Moreover, many abilities may be more or less beneficial depending on the style of the campaign. Will you spend more time under open sky or in a dungeon? In the first case fly is valuable, in the later meld into stone is more preferable. Will it be an urban or wilderness adventure? In the first case skills like diplomacy or gather information will work well, in the later gather information is virtually useless while survival is almost a must. The clue to making a good character is working with the party and with the GM. Working with the GM will help you to get some hints on what type of challenges your character will face. Working with other players will help chosing your role in the party in order to form an effective team (if the style of the campaign is cooperative).
If you still want the DPR, which is not completely useless, I suppose, here are some guidelines.
DPR as it is.
If you want to have an average damage your character is able to deal, you can calculate it.

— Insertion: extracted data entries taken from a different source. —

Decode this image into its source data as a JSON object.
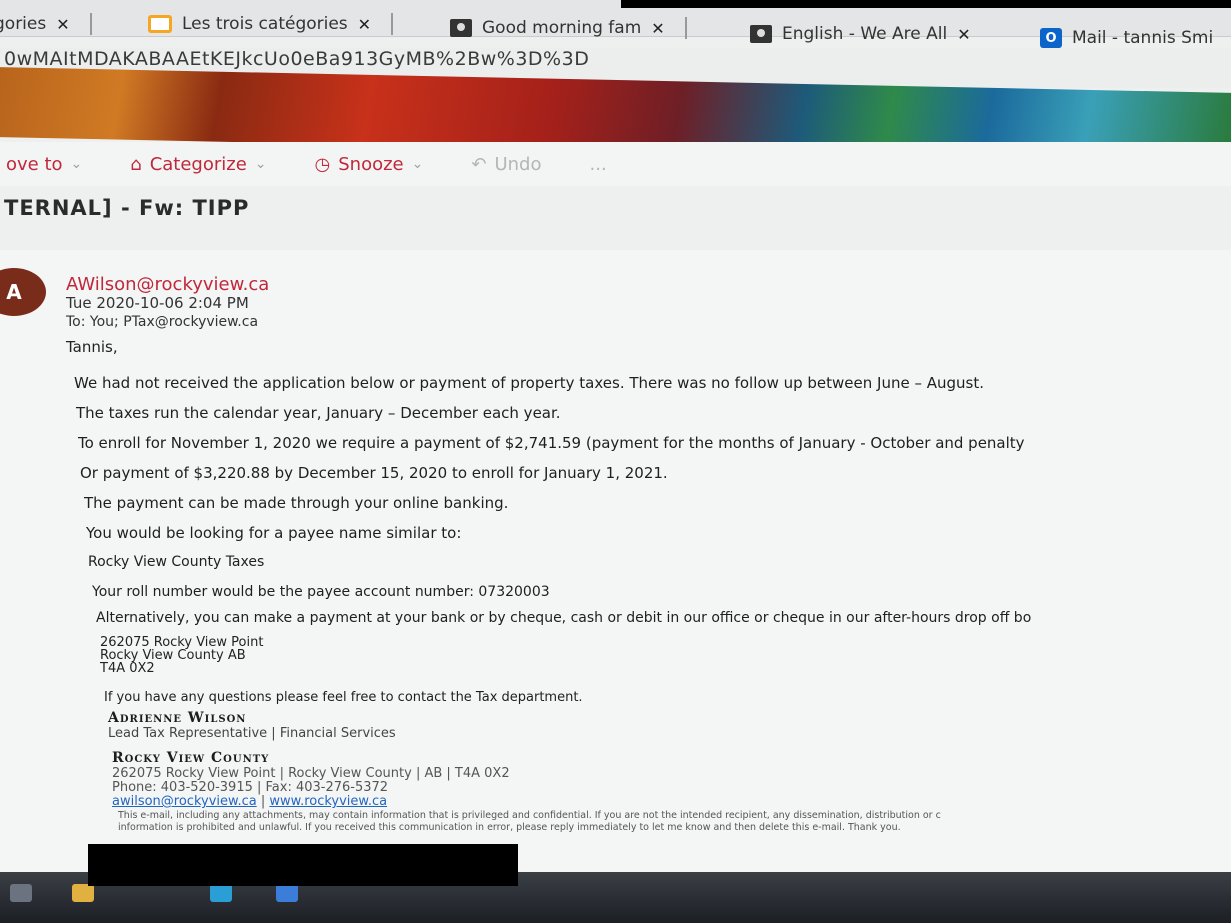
{
  "tabs": [
    {
      "label": "gories"
    },
    {
      "label": "Les trois catégories"
    },
    {
      "label": "Good morning fam"
    },
    {
      "label": "English - We Are All"
    },
    {
      "label": "Mail - tannis Smi"
    }
  ],
  "url": "0wMAItMDAKABAAEtKEJkcUo0eBa913GyMB%2Bw%3D%3D",
  "toolbar": {
    "move_to": "ove to",
    "categorize": "Categorize",
    "snooze": "Snooze",
    "undo": "Undo",
    "more": "..."
  },
  "email": {
    "subject": "TERNAL] - Fw: TIPP",
    "avatar_letter": "A",
    "sender": "AWilson@rockyview.ca",
    "date": "Tue 2020-10-06 2:04 PM",
    "recipients": "To:  You; PTax@rockyview.ca",
    "greeting": "Tannis,",
    "body": [
      "We had not received the application below or payment of property taxes. There was no follow up between June – August.",
      "The taxes run the calendar year, January – December each year.",
      "To enroll for November 1, 2020 we require a payment of $2,741.59 (payment for the months of January - October and penalty",
      "Or payment of $3,220.88 by December 15, 2020 to enroll for January 1, 2021.",
      "The payment can be made through your online banking.",
      "You would be looking for a payee name similar to:",
      "Rocky View County Taxes",
      "Your roll number would be the payee account number: 07320003",
      "Alternatively, you can make a payment at your bank or by cheque, cash or debit in our office or cheque in our after-hours drop off bo"
    ],
    "address": [
      "262075 Rocky View Point",
      "Rocky View County AB",
      "T4A 0X2"
    ],
    "closing": "If you have any questions please feel free to contact the Tax department.",
    "signature": {
      "name": "Adrienne Wilson",
      "title": "Lead Tax Representative | Financial Services",
      "org": "Rocky View County",
      "address_line": "262075 Rocky View Point | Rocky View County | AB | T4A 0X2",
      "phone_line": "Phone: 403-520-3915 | Fax: 403-276-5372",
      "email": "awilson@rockyview.ca",
      "sep": " | ",
      "website": "www.rockyview.ca"
    },
    "disclaimer": [
      "This e-mail, including any attachments, may contain information that is privileged and confidential. If you are not the intended recipient, any dissemination, distribution or c",
      "information is prohibited and unlawful.  If you received this communication in error, please reply immediately to let me know and then delete this e-mail.  Thank you."
    ]
  },
  "colors": {
    "accent": "#c0283b",
    "link": "#2266c2"
  }
}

First thing you need is the average roll for each die. It is the sum of all numbers you can roll divided by the number of die sides. (Dice average is useful in many other situations)
- 1d2: (1+2)/2 = 1.5
- 1d3: (1+2+3)/3 = 2
- 1d4: (1+2+3+4)/4 = 2.5
- 1d6: (1+2+3+4+5+6)/6 = 3.5
- 1d8: 4.5
- 1d10: 5.5
- 1d12: 6.5
So, replace the dx in your damage entry by the corresponding average and you’ll have your average damage per hit. For example, if you are playing a fighter with strength score 18 fighting with Greatsword you’ll have your damage entry 2d6+6. Greatsword damage for medium character is 2d6, your strength bonus +4 multiplied by 1.5 for two handed weapon gives a total of +6. In this case your average damage per hit will be
2d6+6 = 2 × 3.5 + 6 = 13 hp.
To get the damage per round you’ll have to account for your chance to hit. It, basically, depends on two numbers: your Attack Bonus and the target’s AC. Since the distribution of target’s AC highly depends on the monster selection, it is too difficult to estimate your average DPR, but it is quite easy to estimate your DPR vs a fixed AC. Subtract your Attack Bonus from target’s AC, and you’ll get the minimum score you need on a natural d20 roll.

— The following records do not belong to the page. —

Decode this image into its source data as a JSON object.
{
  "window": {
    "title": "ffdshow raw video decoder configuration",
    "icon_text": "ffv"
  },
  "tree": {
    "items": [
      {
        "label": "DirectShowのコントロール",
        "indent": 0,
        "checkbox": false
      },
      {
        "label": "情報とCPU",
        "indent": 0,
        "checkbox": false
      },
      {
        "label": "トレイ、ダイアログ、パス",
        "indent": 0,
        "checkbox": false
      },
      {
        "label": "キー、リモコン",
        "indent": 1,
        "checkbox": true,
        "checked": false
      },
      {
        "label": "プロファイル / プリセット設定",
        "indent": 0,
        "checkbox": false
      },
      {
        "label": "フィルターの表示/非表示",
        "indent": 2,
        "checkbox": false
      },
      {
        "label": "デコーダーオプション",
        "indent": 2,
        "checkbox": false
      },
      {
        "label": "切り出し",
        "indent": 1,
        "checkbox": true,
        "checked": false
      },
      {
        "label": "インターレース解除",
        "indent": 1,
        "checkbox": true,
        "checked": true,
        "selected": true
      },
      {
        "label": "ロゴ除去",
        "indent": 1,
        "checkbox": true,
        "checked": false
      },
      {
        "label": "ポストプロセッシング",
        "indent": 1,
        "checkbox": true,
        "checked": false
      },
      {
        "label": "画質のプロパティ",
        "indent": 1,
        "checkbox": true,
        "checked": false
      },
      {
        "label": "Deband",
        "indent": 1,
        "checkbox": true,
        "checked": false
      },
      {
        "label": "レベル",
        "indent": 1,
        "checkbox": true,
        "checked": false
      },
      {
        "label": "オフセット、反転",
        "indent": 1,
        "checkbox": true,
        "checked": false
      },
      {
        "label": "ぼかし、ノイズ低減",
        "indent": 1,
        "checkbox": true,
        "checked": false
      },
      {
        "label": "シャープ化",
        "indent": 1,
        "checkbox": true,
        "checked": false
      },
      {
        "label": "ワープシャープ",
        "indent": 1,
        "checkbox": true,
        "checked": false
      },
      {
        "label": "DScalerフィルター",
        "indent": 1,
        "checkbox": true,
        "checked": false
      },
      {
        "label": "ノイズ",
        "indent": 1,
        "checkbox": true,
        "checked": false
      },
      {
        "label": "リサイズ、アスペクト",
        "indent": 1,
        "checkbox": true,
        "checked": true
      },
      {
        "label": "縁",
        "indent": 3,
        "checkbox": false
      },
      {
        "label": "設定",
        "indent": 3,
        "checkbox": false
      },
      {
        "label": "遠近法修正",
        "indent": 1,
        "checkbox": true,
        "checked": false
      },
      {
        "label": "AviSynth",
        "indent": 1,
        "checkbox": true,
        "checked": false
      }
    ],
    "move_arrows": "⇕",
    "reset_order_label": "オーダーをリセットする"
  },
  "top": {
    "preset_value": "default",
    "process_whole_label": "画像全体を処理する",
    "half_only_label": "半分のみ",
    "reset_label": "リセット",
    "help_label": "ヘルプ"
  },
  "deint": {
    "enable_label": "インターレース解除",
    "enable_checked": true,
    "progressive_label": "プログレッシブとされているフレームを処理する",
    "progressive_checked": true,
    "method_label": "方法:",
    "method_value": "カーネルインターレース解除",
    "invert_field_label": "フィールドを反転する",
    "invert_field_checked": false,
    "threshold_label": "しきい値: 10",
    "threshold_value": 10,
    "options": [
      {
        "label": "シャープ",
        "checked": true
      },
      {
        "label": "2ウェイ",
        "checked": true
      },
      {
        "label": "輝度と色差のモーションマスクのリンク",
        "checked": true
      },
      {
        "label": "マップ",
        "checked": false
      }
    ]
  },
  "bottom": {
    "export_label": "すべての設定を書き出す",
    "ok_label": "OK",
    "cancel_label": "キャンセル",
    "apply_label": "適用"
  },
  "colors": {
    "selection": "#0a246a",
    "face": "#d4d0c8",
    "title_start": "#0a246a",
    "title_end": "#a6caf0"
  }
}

Thus all the rolls smaller than that (AC - Attack Bonus - 1) will be a miss, and 20 - (AC - Attack Bonus - 1) will be a hit. As each point on d20 represents a 5% (or 0.05) chance, your chance to hit will be
(20 - (AC - Attack Bonus - 1)) × 5%
For example, if your target’s AC is 16 and your Attack Bonus is 10, then
(20 - (16 - 10 - 1)) × 5% = 75% (or 0.75)
I.e. you’ll hit 3 times per 4 attacks on average.
If we assume the fighter from above example has BAB +6, which gives him two attacks per round at +10/+5 (for his +4 strength), his DPR vs AC 16 will be:
0.75 × 13 hp + (20 - (16 - 5 - 1)) × 0.05 × 13 hp = 1.25 × 13 hp = 16.25 hp
This calculation does not take into account critical hits. It can be calculated, but I wouldn’t bother you with more math, since DPR is not so important for the game.